J Comput Neurosci. 2009 Dec;27(3):553-67. doi: 10.1007/s10827-009-0169-z. Epub 2009 Jun 23.
The antennal lobe (AL) is the primary structure within the locust's brain that receives information from olfactory receptor neurons (ORNs) within the antennae. Different odors activate distinct subsets of ORNs, implying that neuronal signals at the level of the antennae encode odors combinatorially. Within the AL, however, different odors produce signals with long-lasting dynamic transients carried by overlapping neural ensembles, suggesting a more complex coding scheme. In this work we use a large-scale point neuron model of the locust AL to investigate this shift in stimulus encoding and potential consequences for odor discrimination. Consistent with experiment, our model produces stimulus-sensitive, dynamically evolving populations of active AL neurons. Our model relies critically on the persistence time-scale associated with ORN input to the AL, sparse connectivity among projection neurons, and a synaptic slow inhibitory mechanism. Collectively, these architectural features can generate network odor representations of considerably higher dimension than would be generated by a direct feed-forward representation of stimulus space.
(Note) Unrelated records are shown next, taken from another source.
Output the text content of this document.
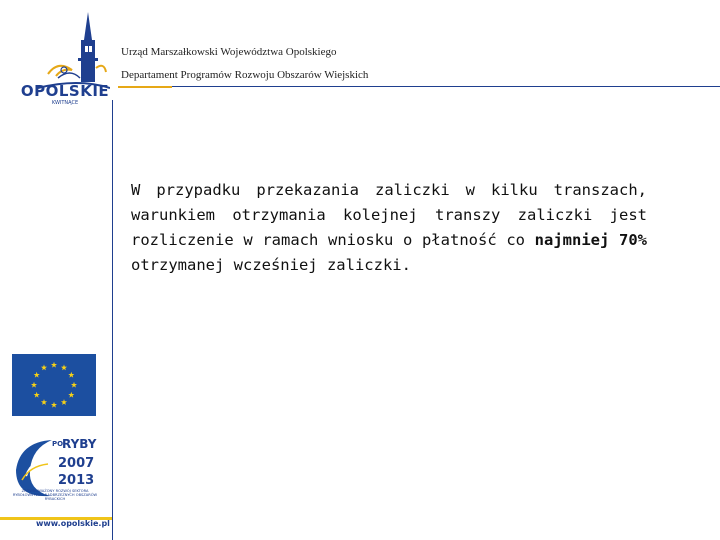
OPOLSKIE
KWITNĄCE
Urząd Marszałkowski Województwa Opolskiego
Departament Programów Rozwoju Obszarów Wiejskich
W przypadku przekazania zaliczki w kilku transzach, warunkiem otrzymania kolejnej transzy zaliczki jest rozliczenie w ramach wniosku o płatność co najmniej 70% otrzymanej wcześniej zaliczki.
PO
RYBY
2007
2013
ZRÓWNOWAŻONY ROZWÓJ SEKTORA RYBOŁÓWSTWA I NADBRZEŻNYCH OBSZARÓW RYBACKICH
www.opolskie.pl
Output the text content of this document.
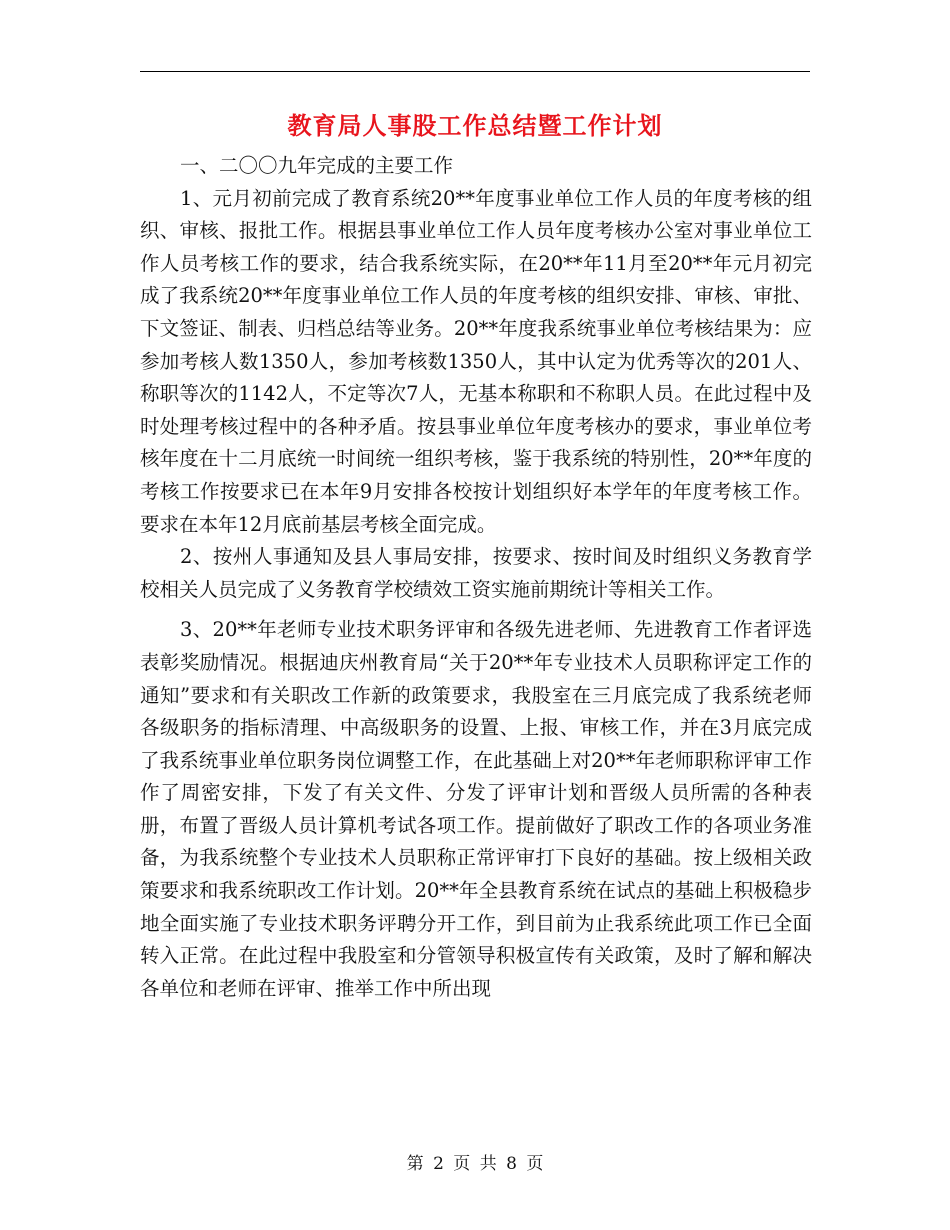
教育局人事股工作总结暨工作计划

一、二〇〇九年完成的主要工作

1、元月初前完成了教育系统20**年度事业单位工作人员的年度考核的组织、审核、报批工作。根据县事业单位工作人员年度考核办公室对事业单位工作人员考核工作的要求，结合我系统实际，在20**年11月至20**年元月初完成了我系统20**年度事业单位工作人员的年度考核的组织安排、审核、审批、下文签证、制表、归档总结等业务。20**年度我系统事业单位考核结果为：应参加考核人数1350人，参加考核数1350人，其中认定为优秀等次的201人、称职等次的1142人，不定等次7人，无基本称职和不称职人员。在此过程中及时处理考核过程中的各种矛盾。按县事业单位年度考核办的要求，事业单位考核年度在十二月底统一时间统一组织考核，鉴于我系统的特别性，20**年度的考核工作按要求已在本年9月安排各校按计划组织好本学年的年度考核工作。要求在本年12月底前基层考核全面完成。

2、按州人事通知及县人事局安排，按要求、按时间及时组织义务教育学校相关人员完成了义务教育学校绩效工资实施前期统计等相关工作。

3、20**年老师专业技术职务评审和各级先进老师、先进教育工作者评选表彰奖励情况。根据迪庆州教育局“关于20**年专业技术人员职称评定工作的通知”要求和有关职改工作新的政策要求，我股室在三月底完成了我系统老师各级职务的指标清理、中高级职务的设置、上报、审核工作，并在3月底完成了我系统事业单位职务岗位调整工作，在此基础上对20**年老师职称评审工作作了周密安排，下发了有关文件、分发了评审计划和晋级人员所需的各种表册，布置了晋级人员计算机考试各项工作。提前做好了职改工作的各项业务准备，为我系统整个专业技术人员职称正常评审打下良好的基础。按上级相关政策要求和我系统职改工作计划。20**年全县教育系统在试点的基础上积极稳步地全面实施了专业技术职务评聘分开工作，到目前为止我系统此项工作已全面转入正常。在此过程中我股室和分管领导积极宣传有关政策，及时了解和解决各单位和老师在评审、推举工作中所出现

第 2 页 共 8 页
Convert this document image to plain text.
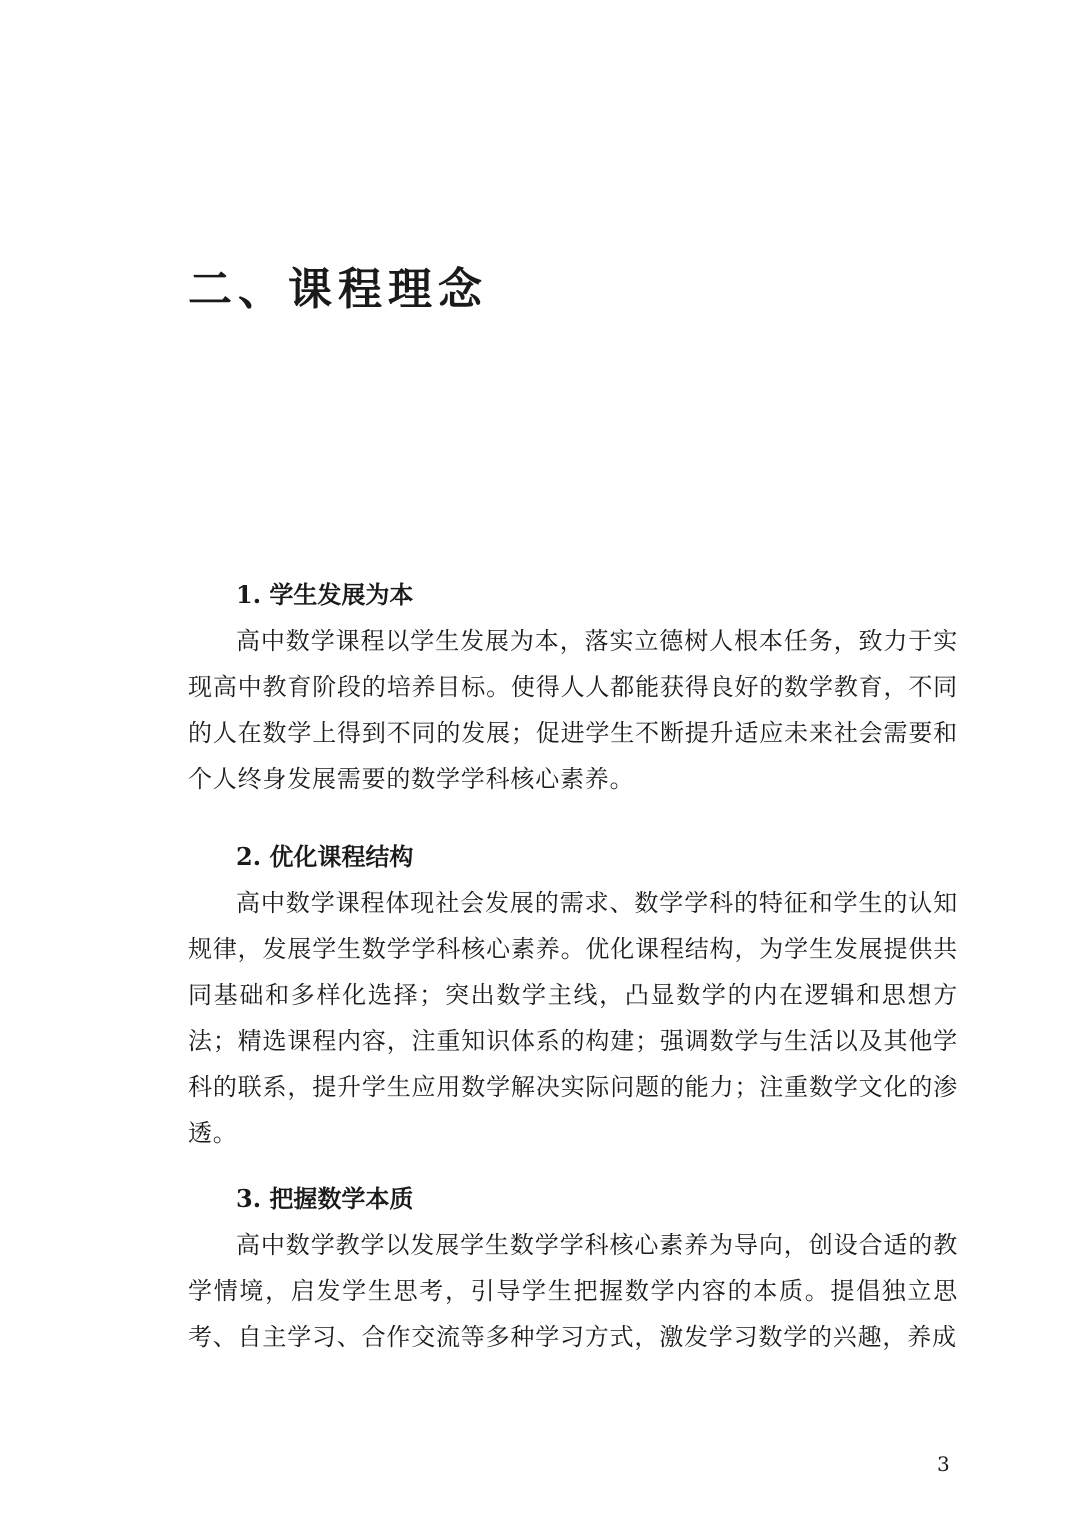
二、课程理念
1. 学生发展为本

高中数学课程以学生发展为本，落实立德树人根本任务，致力于实现高中教育阶段的培养目标。使得人人都能获得良好的数学教育，不同的人在数学上得到不同的发展；促进学生不断提升适应未来社会需要和个人终身发展需要的数学学科核心素养。

2. 优化课程结构

高中数学课程体现社会发展的需求、数学学科的特征和学生的认知规律，发展学生数学学科核心素养。优化课程结构，为学生发展提供共同基础和多样化选择；突出数学主线，凸显数学的内在逻辑和思想方法；精选课程内容，注重知识体系的构建；强调数学与生活以及其他学科的联系，提升学生应用数学解决实际问题的能力；注重数学文化的渗透。

3. 把握数学本质

高中数学教学以发展学生数学学科核心素养为导向，创设合适的教学情境，启发学生思考，引导学生把握数学内容的本质。提倡独立思考、自主学习、合作交流等多种学习方式，激发学习数学的兴趣，养成

3
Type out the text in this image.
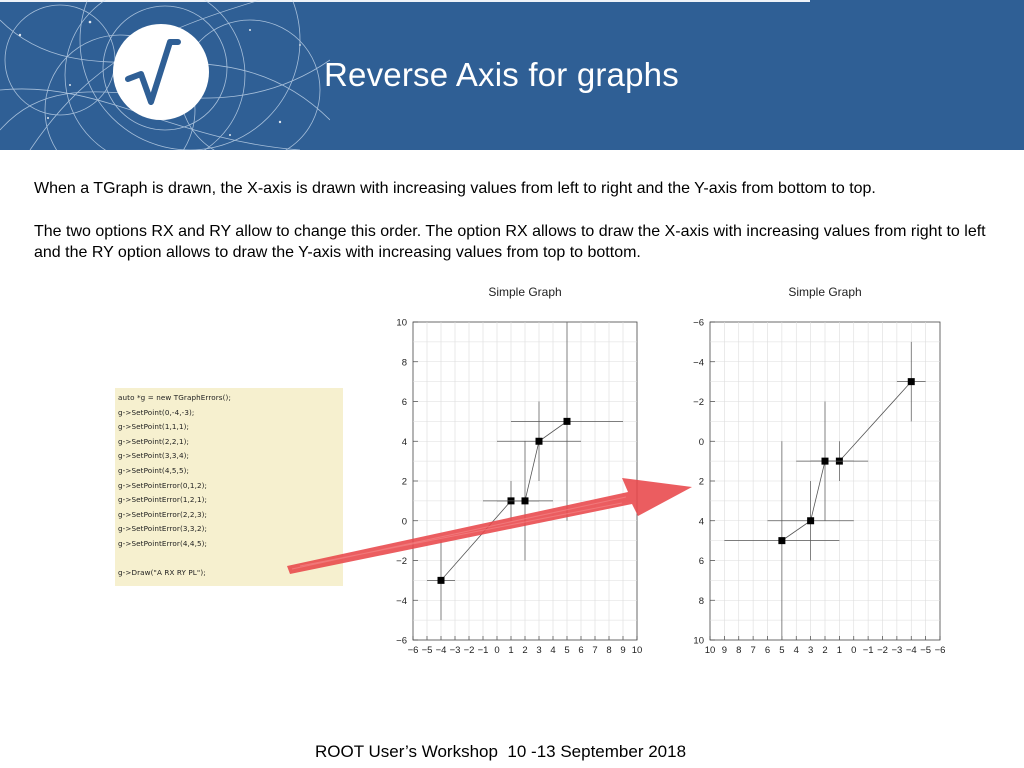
Reverse Axis for graphs

When a TGraph is drawn, the X-axis is drawn with increasing values from left to right and the Y-axis from bottom to top.

The two options RX and RY allow to change this order. The option RX allows to draw the X-axis with increasing values from right to left and the RY option allows to draw the Y-axis with increasing values from top to bottom.

Simple Graph
−6 −5 −4 −3 −2 −1 0 1 2 3 4 5 6 7 8 9 10
−6
−4
−2
0
2
4
6
8
10
Simple Graph
10 9 8 7 6 5 4 3 2 1 0 −1 −2 −3 −4 −5 −6
−6
−4
−2
0
2
4
6
8
10
auto *g = new TGraphErrors();
g->SetPoint(0,-4,-3);
g->SetPoint(1,1,1);
g->SetPoint(2,2,1);
g->SetPoint(3,3,4);
g->SetPoint(4,5,5);
g->SetPointError(0,1,2);
g->SetPointError(1,2,1);
g->SetPointError(2,2,3);
g->SetPointError(3,3,2);
g->SetPointError(4,4,5);
g->Draw("A RX RY PL");

ROOT User’s Workshop  10 -13 September 2018
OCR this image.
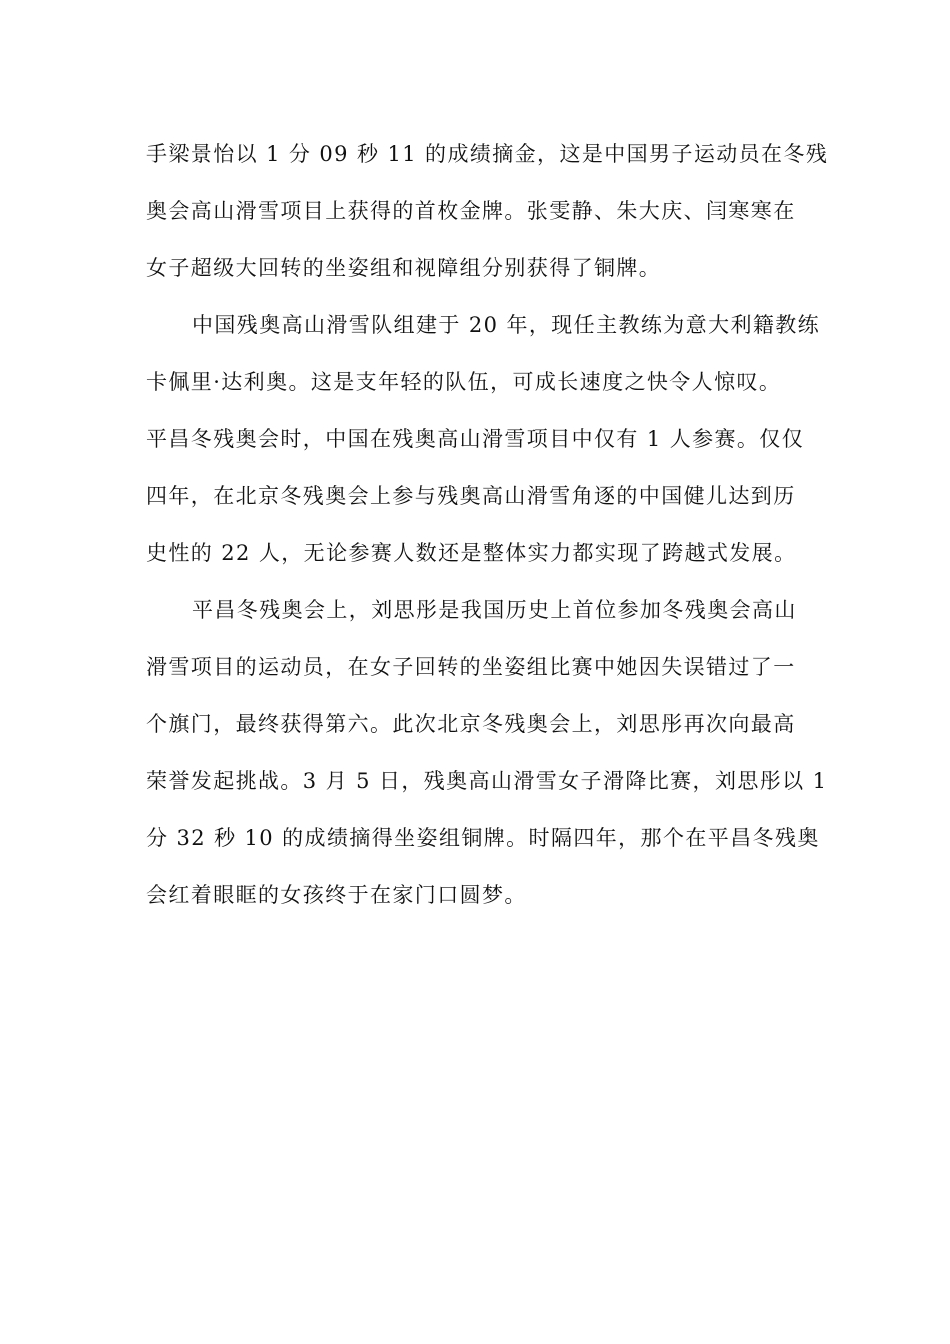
手梁景怡以 1 分 09 秒 11 的成绩摘金，这是中国男子运动员在冬残
奥会高山滑雪项目上获得的首枚金牌。张雯静、朱大庆、闫寒寒在
女子超级大回转的坐姿组和视障组分别获得了铜牌。
中国残奥高山滑雪队组建于 20 年，现任主教练为意大利籍教练
卡佩里·达利奥。这是支年轻的队伍，可成长速度之快令人惊叹。
平昌冬残奥会时，中国在残奥高山滑雪项目中仅有 1 人参赛。仅仅
四年，在北京冬残奥会上参与残奥高山滑雪角逐的中国健儿达到历
史性的 22 人，无论参赛人数还是整体实力都实现了跨越式发展。
平昌冬残奥会上，刘思彤是我国历史上首位参加冬残奥会高山
滑雪项目的运动员，在女子回转的坐姿组比赛中她因失误错过了一
个旗门，最终获得第六。此次北京冬残奥会上，刘思彤再次向最高
荣誉发起挑战。3 月 5 日，残奥高山滑雪女子滑降比赛，刘思彤以 1
分 32 秒 10 的成绩摘得坐姿组铜牌。时隔四年，那个在平昌冬残奥
会红着眼眶的女孩终于在家门口圆梦。
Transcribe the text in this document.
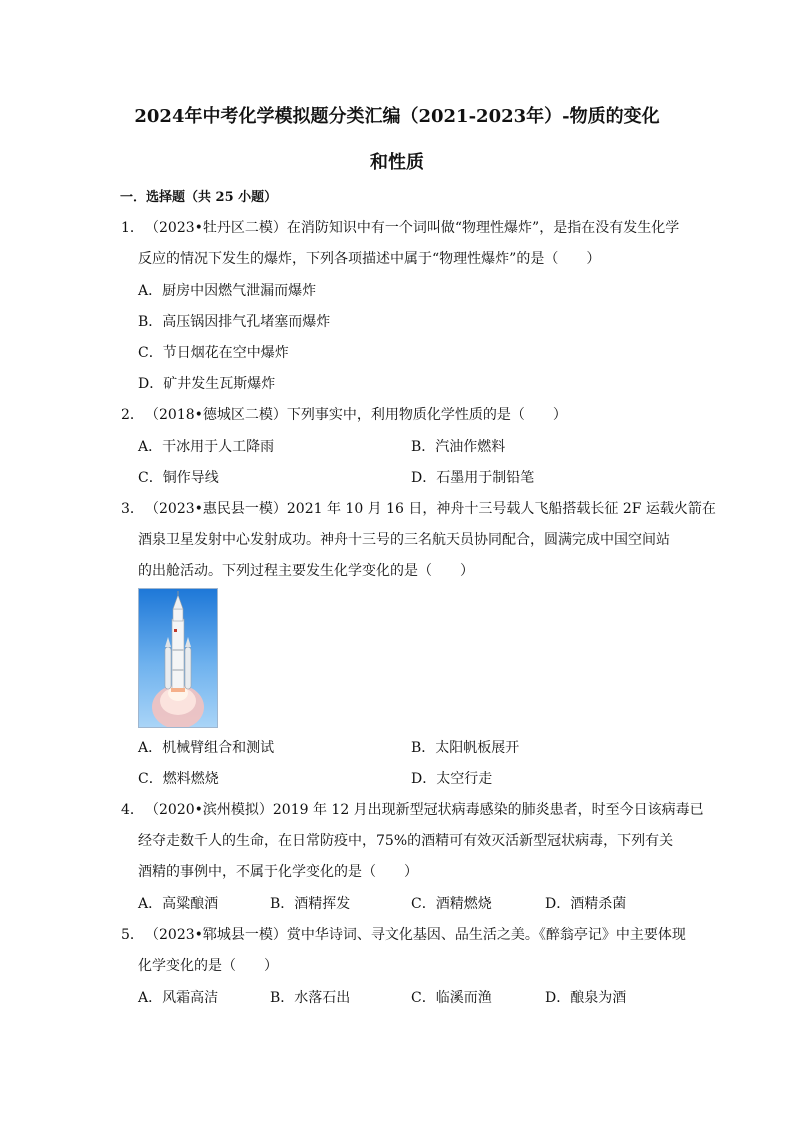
2024年中考化学模拟题分类汇编（2021-2023年）-物质的变化
和性质
一．选择题（共 25 小题）
1． （2023•牡丹区二模）在消防知识中有一个词叫做“物理性爆炸”，是指在没有发生化学
反应的情况下发生的爆炸，下列各项描述中属于“物理性爆炸”的是（　　）
A．厨房中因燃气泄漏而爆炸
B．高压锅因排气孔堵塞而爆炸
C．节日烟花在空中爆炸
D．矿井发生瓦斯爆炸
2． （2018•德城区二模）下列事实中，利用物质化学性质的是（　　）
A．干冰用于人工降雨	B．汽油作燃料
C．铜作导线	D．石墨用于制铅笔
3． （2023•惠民县一模）2021 年 10 月 16 日，神舟十三号载人飞船搭载长征 2F 运载火箭在
酒泉卫星发射中心发射成功。神舟十三号的三名航天员协同配合，圆满完成中国空间站
的出舱活动。下列过程主要发生化学变化的是（　　）
A．机械臂组合和测试	B．太阳帆板展开
C．燃料燃烧	D．太空行走
4． （2020•滨州模拟）2019 年 12 月出现新型冠状病毒感染的肺炎患者，时至今日该病毒已
经夺走数千人的生命，在日常防疫中，75%的酒精可有效灭活新型冠状病毒，下列有关
酒精的事例中，不属于化学变化的是（　　）
A．高粱酿酒	B．酒精挥发	C．酒精燃烧	D．酒精杀菌
5． （2023•郓城县一模）赏中华诗词、寻文化基因、品生活之美。《醉翁亭记》中主要体现
化学变化的是（　　）
A．风霜高洁	B．水落石出	C．临溪而渔	D．酿泉为酒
触角叶(AL)是蝗虫大脑中的主要结构,它接收来自触角内嗅觉受体神经元(ORN)的信息。不同的气味激活不同的ORN子集,这意味着触角水平的神经元信号以组合方式编码气味。然而,在触角叶内,不同的气味会产生由重叠神经群体携带的具有持久动态瞬变的信号,这表明存在更复杂的编码方案。在这项工作中,我们使用蝗虫触角叶的大规模点神经元模型来研究这种刺激编码的转变及其对气味辨别可能产生的影响。与实验一致,我们的模型产生了对刺激敏感、动态演化的活跃触角叶神经元群体。我们的模型关键依赖于与ORN输入到触角叶相关的持续时间尺度、投射神经元之间的稀疏连接以及一种突触慢抑制机制。总体而言,这些结构特征能够生成维度比刺激空间的直接前馈表示所产生的维度高得多的网络气味表征。